Blue Ventures' work in Vezo communities has given our team firsthand experience of the marine biodiversity crisis facing the region. Over-exploitation of marine resources combined with the effects of climate change, pollution and sedimentation from up-stream deforestation, are all responsible for degradation of the region's unique coral reef ecosystems, upon which the livelihoods and cultures of the Vezo communities depend. The region's marine environment, which comprises one of the largest coral reef systems in the Indian Ocean, is no longer able to deliver the same ecosystem benefits per capita, and this environmental decline is forcing villagers into more intensive, destructive extraction in an effort to maintain the flow of benefits. The increasing fishing pressure further degrades the ecosystem, in a self-reinforcing negative feedback, that pushes the resource-dependent people deeper into poverty. Sea cucumber farming presents one of the few viable alternative livelihood opportunities in the region. Trials conducted by Blue Ventures over recent years have demonstrated that this initiative has enormous potential to reduce poverty by enabling people to earn cash through diversifying and improving livelihoods and by integrating local production equitably into export markets. In doing so this initiative can work to protect the ecosystems, fisheries and cultural traditions that underpin local livelihoods and Vezo identity.
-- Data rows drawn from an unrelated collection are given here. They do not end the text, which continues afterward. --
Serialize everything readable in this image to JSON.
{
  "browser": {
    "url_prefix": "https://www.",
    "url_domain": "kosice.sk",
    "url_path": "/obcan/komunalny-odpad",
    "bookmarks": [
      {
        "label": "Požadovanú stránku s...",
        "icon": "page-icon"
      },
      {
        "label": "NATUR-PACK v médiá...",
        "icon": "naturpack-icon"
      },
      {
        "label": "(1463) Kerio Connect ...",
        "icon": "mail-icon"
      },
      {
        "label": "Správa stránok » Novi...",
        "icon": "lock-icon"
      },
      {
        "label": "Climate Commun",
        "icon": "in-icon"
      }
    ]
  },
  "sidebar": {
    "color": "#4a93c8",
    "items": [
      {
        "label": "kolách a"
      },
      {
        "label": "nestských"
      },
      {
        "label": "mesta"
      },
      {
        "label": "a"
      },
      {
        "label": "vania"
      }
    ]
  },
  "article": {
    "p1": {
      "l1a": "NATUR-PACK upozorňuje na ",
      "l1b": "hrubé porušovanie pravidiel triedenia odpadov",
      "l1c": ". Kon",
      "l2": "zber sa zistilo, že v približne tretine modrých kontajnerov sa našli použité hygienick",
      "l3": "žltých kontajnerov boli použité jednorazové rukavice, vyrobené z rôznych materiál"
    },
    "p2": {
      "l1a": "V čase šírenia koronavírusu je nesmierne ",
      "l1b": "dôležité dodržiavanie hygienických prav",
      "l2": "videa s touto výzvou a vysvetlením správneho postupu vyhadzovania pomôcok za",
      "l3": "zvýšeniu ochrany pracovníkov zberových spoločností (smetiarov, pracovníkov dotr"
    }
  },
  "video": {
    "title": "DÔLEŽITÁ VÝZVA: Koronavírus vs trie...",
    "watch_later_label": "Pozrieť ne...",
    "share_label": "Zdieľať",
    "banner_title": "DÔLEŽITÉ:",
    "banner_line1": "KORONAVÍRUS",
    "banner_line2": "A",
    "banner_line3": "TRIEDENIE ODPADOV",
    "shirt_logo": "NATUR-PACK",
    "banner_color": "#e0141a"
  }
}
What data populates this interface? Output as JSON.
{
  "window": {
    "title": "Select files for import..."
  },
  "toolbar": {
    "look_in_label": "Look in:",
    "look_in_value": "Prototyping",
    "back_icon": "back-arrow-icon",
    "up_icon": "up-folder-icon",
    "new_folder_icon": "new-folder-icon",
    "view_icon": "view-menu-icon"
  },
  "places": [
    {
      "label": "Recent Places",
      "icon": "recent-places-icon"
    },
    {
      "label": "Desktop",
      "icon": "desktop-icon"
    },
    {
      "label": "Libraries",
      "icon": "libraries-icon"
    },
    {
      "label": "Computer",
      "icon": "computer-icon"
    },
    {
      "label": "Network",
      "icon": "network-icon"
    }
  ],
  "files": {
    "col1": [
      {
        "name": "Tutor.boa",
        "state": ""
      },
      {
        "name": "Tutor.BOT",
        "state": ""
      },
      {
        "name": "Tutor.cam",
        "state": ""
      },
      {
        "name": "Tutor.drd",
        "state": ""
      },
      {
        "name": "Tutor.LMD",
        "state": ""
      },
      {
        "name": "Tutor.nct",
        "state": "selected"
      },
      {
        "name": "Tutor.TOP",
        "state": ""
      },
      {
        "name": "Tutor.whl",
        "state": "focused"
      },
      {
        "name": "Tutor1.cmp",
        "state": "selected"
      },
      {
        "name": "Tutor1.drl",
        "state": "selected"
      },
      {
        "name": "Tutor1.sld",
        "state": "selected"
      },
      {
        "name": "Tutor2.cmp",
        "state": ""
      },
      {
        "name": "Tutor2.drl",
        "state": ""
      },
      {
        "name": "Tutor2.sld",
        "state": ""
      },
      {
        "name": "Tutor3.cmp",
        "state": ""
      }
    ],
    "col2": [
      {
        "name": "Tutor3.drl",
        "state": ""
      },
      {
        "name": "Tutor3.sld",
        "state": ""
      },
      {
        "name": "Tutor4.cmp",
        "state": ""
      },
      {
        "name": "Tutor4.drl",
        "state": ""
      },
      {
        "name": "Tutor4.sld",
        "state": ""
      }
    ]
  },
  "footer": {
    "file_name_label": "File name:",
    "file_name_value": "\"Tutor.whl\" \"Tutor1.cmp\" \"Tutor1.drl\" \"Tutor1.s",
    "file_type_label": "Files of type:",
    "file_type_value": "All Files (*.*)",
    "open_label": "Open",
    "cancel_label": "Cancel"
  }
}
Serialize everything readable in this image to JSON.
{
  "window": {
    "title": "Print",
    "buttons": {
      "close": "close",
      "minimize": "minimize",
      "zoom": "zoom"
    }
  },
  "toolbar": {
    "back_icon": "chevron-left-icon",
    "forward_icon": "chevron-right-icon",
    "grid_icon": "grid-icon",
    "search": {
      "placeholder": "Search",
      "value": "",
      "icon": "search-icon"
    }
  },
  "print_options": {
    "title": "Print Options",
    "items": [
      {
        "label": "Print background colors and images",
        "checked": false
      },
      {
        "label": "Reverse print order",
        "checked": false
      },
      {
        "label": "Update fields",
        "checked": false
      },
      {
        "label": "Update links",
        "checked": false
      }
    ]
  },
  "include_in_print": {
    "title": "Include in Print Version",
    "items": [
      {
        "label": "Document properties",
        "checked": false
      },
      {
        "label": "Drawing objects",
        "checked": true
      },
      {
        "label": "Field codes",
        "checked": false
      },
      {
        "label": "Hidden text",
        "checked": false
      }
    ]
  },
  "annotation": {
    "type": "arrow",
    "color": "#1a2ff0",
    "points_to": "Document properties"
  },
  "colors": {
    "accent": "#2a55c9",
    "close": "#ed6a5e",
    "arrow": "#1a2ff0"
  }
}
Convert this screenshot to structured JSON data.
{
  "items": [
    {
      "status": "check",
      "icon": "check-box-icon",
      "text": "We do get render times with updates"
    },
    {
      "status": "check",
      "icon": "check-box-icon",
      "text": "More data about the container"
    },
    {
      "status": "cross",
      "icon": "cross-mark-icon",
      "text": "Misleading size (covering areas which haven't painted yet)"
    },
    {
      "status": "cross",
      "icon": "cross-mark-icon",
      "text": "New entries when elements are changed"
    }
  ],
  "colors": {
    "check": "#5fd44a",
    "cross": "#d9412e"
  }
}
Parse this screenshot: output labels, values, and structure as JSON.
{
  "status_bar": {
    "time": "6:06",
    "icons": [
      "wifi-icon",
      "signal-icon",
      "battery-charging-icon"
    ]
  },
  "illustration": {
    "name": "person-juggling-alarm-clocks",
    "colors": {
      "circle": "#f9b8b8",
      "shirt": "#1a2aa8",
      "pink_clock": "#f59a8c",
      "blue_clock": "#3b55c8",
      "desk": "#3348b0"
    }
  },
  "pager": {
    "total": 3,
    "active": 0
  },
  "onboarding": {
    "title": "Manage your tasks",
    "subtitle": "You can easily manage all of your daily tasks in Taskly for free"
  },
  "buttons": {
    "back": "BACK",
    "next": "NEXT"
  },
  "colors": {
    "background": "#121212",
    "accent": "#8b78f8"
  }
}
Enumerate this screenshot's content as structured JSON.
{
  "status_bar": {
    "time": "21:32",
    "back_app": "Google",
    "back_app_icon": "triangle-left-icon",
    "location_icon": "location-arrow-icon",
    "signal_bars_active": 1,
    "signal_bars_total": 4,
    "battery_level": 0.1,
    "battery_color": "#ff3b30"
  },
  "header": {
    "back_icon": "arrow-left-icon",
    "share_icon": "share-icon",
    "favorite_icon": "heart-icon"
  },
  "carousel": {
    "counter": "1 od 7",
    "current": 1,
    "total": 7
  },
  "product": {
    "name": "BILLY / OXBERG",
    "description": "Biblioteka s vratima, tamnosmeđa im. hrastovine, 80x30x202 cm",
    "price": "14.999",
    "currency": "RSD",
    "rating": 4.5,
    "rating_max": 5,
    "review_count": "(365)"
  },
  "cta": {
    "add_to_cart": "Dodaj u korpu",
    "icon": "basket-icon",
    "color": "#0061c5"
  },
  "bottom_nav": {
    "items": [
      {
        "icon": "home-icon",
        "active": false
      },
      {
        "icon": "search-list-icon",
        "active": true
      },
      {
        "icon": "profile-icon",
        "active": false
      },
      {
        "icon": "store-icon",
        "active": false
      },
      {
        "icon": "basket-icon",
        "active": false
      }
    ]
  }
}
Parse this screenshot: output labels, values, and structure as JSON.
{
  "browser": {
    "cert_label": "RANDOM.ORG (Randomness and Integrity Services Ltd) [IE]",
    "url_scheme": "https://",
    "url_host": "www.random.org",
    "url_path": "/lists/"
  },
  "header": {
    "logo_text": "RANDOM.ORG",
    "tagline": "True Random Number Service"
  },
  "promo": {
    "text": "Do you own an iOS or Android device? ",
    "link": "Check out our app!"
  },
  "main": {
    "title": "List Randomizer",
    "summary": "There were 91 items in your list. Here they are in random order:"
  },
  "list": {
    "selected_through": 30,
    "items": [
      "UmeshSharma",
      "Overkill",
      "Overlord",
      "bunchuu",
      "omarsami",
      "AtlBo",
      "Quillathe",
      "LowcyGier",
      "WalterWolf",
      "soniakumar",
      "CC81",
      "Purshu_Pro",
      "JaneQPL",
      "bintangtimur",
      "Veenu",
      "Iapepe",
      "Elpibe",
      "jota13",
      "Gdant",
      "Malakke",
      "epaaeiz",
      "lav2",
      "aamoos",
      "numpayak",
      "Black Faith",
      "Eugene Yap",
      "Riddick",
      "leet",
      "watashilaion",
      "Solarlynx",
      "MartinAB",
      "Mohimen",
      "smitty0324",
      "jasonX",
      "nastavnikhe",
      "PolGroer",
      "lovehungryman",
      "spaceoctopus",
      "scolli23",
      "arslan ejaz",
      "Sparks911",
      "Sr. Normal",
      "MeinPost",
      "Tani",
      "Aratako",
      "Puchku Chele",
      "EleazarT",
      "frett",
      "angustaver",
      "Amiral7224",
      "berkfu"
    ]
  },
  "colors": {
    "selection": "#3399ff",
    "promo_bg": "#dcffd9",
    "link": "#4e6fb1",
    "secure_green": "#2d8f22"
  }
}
Tell us about the social innovator behind this idea.
Alasdair Harris, the founder of Blue Ventures and an Ashoka Fellow, has initiated the development of marine protected areas, sustainable fishing and alternative livelihood programmes in southwest Madagascar. In 2007 Georgi Robinson came to BV as the Aquaculture Coordinator and now lives and works alongside indigenous Vezo fishing communities. Her expertise in fisheries aquaculture was necessary to drive the project forward, As an aquaculture manager in Scotland she created a business plan for a salmon farm to diversify into integrated aquaculture. After raising finance she developed technology and husbandry protocols for cultivation of seaweed and sea urchins on a commercial scale and introduced cultivation trials. Prior to this, she was Assistant Project Manager at the Kaledupa Fisheries Project in SE Sulawesi, Indonesia. Here she was responsible for the development of a framework for fisheries co-management with a local NGO within four villages. This involved developing fisheries and socioeconomic monitoring programmes, training local fishers and NGO staff, holding focus groups, developing agreements between villages and managing budgets. Georgi's work has demonstrated that sea cucumber farming provides a practicable and replicable alternative livelihood for coastal people and thereby has the potential to contribute positively to the impact and effectiveness of marine conservation and coastal poverty alleviation actions throughout the broader Indian Ocean.
How did you first hear about Changemakers?
Our organization participated in the 2008 Changemakers Geotourism Challenge.